Federal Clean Electricity Regulations — Draft Framework

Executive summary
The Federal Clean Electricity Regulations (CER) set out a binding framework for Canada's electricity sector to achieve net-zero emissions by 2035. The EPM evaluated the draft CER against the EMH baseline using M3 Platform electricity system optimization models, assessing feasibility across four regional grids. The assessment finds that the policy's targets are technically achievable but will require acceleration of interprovincial transmission investment and earlier-than-scheduled retirement of gas peaking plants in Alberta and Ontario.
Key findings
Emissions: Grid-level emissions are projected to fall 71–78% by 2035 relative to the 2005 baseline, falling short of the 80% target under current investment trajectories.
Infrastructure: Meeting the 2035 target requires 18–24 GW of new transmission capacity between Alberta–BC and Ontario–Quebec corridors by 2032.
Employment: Net energy sector employment is projected to increase by 12,000–18,000 FTEs between 2025 and 2035, concentrated in solar installation and grid operations.

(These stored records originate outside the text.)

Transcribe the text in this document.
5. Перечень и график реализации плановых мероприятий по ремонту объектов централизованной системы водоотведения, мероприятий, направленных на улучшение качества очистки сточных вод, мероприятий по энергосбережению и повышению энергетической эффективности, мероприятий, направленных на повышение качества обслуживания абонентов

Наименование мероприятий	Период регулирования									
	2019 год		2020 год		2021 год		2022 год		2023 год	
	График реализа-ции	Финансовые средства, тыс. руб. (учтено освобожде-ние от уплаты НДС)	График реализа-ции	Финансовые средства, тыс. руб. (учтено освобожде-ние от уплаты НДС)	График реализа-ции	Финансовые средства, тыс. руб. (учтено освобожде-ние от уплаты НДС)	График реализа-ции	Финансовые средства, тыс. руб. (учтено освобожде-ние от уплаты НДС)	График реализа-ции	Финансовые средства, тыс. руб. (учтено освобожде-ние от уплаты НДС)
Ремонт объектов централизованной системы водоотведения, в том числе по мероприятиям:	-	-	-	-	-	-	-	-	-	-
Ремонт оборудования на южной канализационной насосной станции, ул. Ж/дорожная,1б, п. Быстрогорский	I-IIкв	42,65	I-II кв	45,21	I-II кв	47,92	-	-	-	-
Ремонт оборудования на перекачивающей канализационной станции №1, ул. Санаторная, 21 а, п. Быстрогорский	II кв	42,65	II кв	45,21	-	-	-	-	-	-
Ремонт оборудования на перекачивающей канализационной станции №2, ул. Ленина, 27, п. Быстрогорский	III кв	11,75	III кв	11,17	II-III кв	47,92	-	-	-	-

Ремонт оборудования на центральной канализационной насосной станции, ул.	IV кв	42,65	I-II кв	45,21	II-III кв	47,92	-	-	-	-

Expert interpretive brief available
An academic partner has published an interpretive brief on this assessment.
Methodology
This assessment was produced using the M3 Platform, a suite of energy-economy models maintained by the Energy Modelling Hub and supported by Open Insights and academic partners. Policy measures were encoded using the standardized EPM Policy Encoding framework, run against the EMH Assumptions Database baseline, and validated through independent QAQC review.